Les savants qui jusques ici se sont occupés de la mythologie des Égyptiens, ont cru que ce peuple ne connut jamais de divinité dont les fonctions eussent quelque analogie avec l’Estia des Grecs, la Vesta des Romains. Ils appuyaient leur opinion sur l’autorité d’Hérodote, qui a dit en effet que les noms de Héra et d’Istia furent inconnus aux Égyptiens[1]. Mais le père de l’histoire ne parle que des noms seulement, sans prétendre, ni même insinuer, que les Égyptiens n’adorassent point de déesse dont les attributions eussent certains rapports avec celles de Héra et d’Istia de l’Olympe grec.
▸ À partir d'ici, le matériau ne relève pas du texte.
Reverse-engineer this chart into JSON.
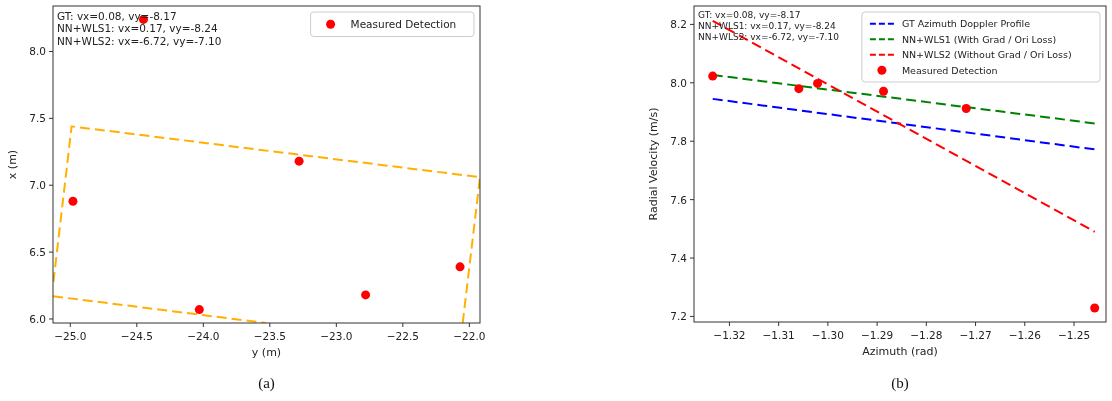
{
  "chart_data": [
    {
      "type": "scatter",
      "xlabel": "y (m)",
      "ylabel": "x (m)",
      "xlim": [
        -25.13,
        -21.92
      ],
      "ylim": [
        5.97,
        8.34
      ],
      "xticks": [
        {
          "value": -25,
          "label": "−25.0"
        },
        {
          "value": -24.5,
          "label": "−24.5"
        },
        {
          "value": -24,
          "label": "−24.0"
        },
        {
          "value": -23.5,
          "label": "−23.5"
        },
        {
          "value": -23,
          "label": "−23.0"
        },
        {
          "value": -22.5,
          "label": "−22.5"
        },
        {
          "value": -22,
          "label": "−22.0"
        }
      ],
      "yticks": [
        {
          "value": 6,
          "label": "6.0"
        },
        {
          "value": 6.5,
          "label": "6.5"
        },
        {
          "value": 7,
          "label": "7.0"
        },
        {
          "value": 7.5,
          "label": "7.5"
        },
        {
          "value": 8,
          "label": "8.0"
        }
      ],
      "grid": false,
      "legend": "top right",
      "series": [
        {
          "type": "line",
          "color": "#ffb000",
          "line_style": "dashed",
          "x": [
            -22.05,
            -21.92,
            -24.99,
            -25.13
          ],
          "values": [
            5.97,
            7.06,
            7.44,
            6.25
          ]
        },
        {
          "type": "line",
          "color": "#ffb000",
          "line_style": "dashed",
          "x": [
            -25.13,
            -23.53
          ],
          "values": [
            6.17,
            5.97
          ]
        },
        {
          "name": "Measured Detection",
          "color": "#ff0000",
          "marker": "circle",
          "x": [
            -24.45,
            -24.98,
            -23.28,
            -24.03,
            -22.78,
            -22.07
          ],
          "values": [
            8.24,
            6.88,
            7.18,
            6.07,
            6.18,
            6.39
          ]
        }
      ],
      "annotations": [
        "GT: vx=0.08, vy=-8.17",
        "NN+WLS1: vx=0.17, vy=-8.24",
        "NN+WLS2: vx=-6.72, vy=-7.10",
        "(a)"
      ]
    },
    {
      "type": "line",
      "xlabel": "Azimuth (rad)",
      "ylabel": "Radial Velocity (m/s)",
      "xlim": [
        -1.3272,
        -1.2435
      ],
      "ylim": [
        7.181,
        8.263
      ],
      "xticks": [
        {
          "value": -1.32,
          "label": "−1.32"
        },
        {
          "value": -1.31,
          "label": "−1.31"
        },
        {
          "value": -1.3,
          "label": "−1.30"
        },
        {
          "value": -1.29,
          "label": "−1.29"
        },
        {
          "value": -1.28,
          "label": "−1.28"
        },
        {
          "value": -1.27,
          "label": "−1.27"
        },
        {
          "value": -1.26,
          "label": "−1.26"
        },
        {
          "value": -1.25,
          "label": "−1.25"
        }
      ],
      "yticks": [
        {
          "value": 7.2,
          "label": "7.2"
        },
        {
          "value": 7.4,
          "label": "7.4"
        },
        {
          "value": 7.6,
          "label": "7.6"
        },
        {
          "value": 7.8,
          "label": "7.8"
        },
        {
          "value": 8,
          "label": "8.0"
        },
        {
          "value": 8.2,
          "label": "8.2"
        }
      ],
      "grid": false,
      "legend": "top right",
      "series": [
        {
          "name": "GT Azimuth Doppler Profile",
          "color": "#0000ff",
          "line_style": "dashed",
          "x": [
            -1.3234,
            -1.2458
          ],
          "values": [
            7.945,
            7.772
          ]
        },
        {
          "name": "NN+WLS1 (With Grad / Ori Loss)",
          "color": "#008000",
          "line_style": "dashed",
          "x": [
            -1.3234,
            -1.2458
          ],
          "values": [
            8.027,
            7.861
          ]
        },
        {
          "name": "NN+WLS2 (Without Grad / Ori Loss)",
          "color": "#ff0000",
          "line_style": "dashed",
          "x": [
            -1.3234,
            -1.2458
          ],
          "values": [
            8.212,
            7.49
          ]
        },
        {
          "type": "scatter",
          "name": "Measured Detection",
          "color": "#ff0000",
          "marker": "circle",
          "x": [
            -1.3234,
            -1.3059,
            -1.3021,
            -1.2887,
            -1.2719,
            -1.2458
          ],
          "values": [
            8.023,
            7.98,
            7.998,
            7.971,
            7.912,
            7.229
          ]
        }
      ],
      "annotations": [
        "GT: vx=0.08, vy=-8.17",
        "NN+WLS1: vx=0.17, vy=-8.24",
        "NN+WLS2: vx=-6.72, vy=-7.10",
        "(b)"
      ]
    }
  ]
}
L’existence, dans l’ancienne religion égyptienne, d’une déesse que les Grecs postérieurs à Hérodote assimilèrent, à tort ou à raison, à leur Estia, est d’abord prouvée par le témoignage formel de Diodore de Sicile[2], qui nomme Estia parmi les divinités de l’Égypte.

L’importante inscription grecque découverte aux cataractes lève d’ailleurs toute incertitude à cet égard ; car ce texte curieux nous apprend non-seulement que la déesse Estia était adorée dans le temple égyptien de l’île sainte de Sétès, mais il nous fait encore connaître le nom égyptien de cette déesse : la dédicace porte en effet ΑΝΟΥΚΕΙ ΤΗΙ ΚΑΙ ΕΣΤΙΑΙ, à Anoukis qui est aussi Estia. Cette précieuse synonymie a suffi pour nous conduire à distinguer, sur les monuments d’ancien style égyptien, les images de la déesse Anouké ou Anouki, personnage mythique dans lequel les Grecs du temps d’Évergète II croyaient retrouver Estia, l’une de leurs divinités nationales.

Dans l’inscription des cataractes, Anouké est immédiatement nommée après Ammon-Chnouphis et après Saté, le Jupiter et la Junon des Égyptiens ; Osiris, Cronos, Hermès, ne sont mentionnés qu’après elle, et cela seul prouve le haut rang d’Anouké dans le Panthéon égyptien.

Ce rang distingué est démontré par les monuments originaux : deux bas-reliefs déja cités, rapportés de Thèbes par le comte de Belmore, et qui offrent la représentation des divinités de la famille d’Amon-Ra, nous montrent, conformément à l’inscription des cataractes, et dans le

  1. Livre II, § 50.
  2. Livre I, § 13.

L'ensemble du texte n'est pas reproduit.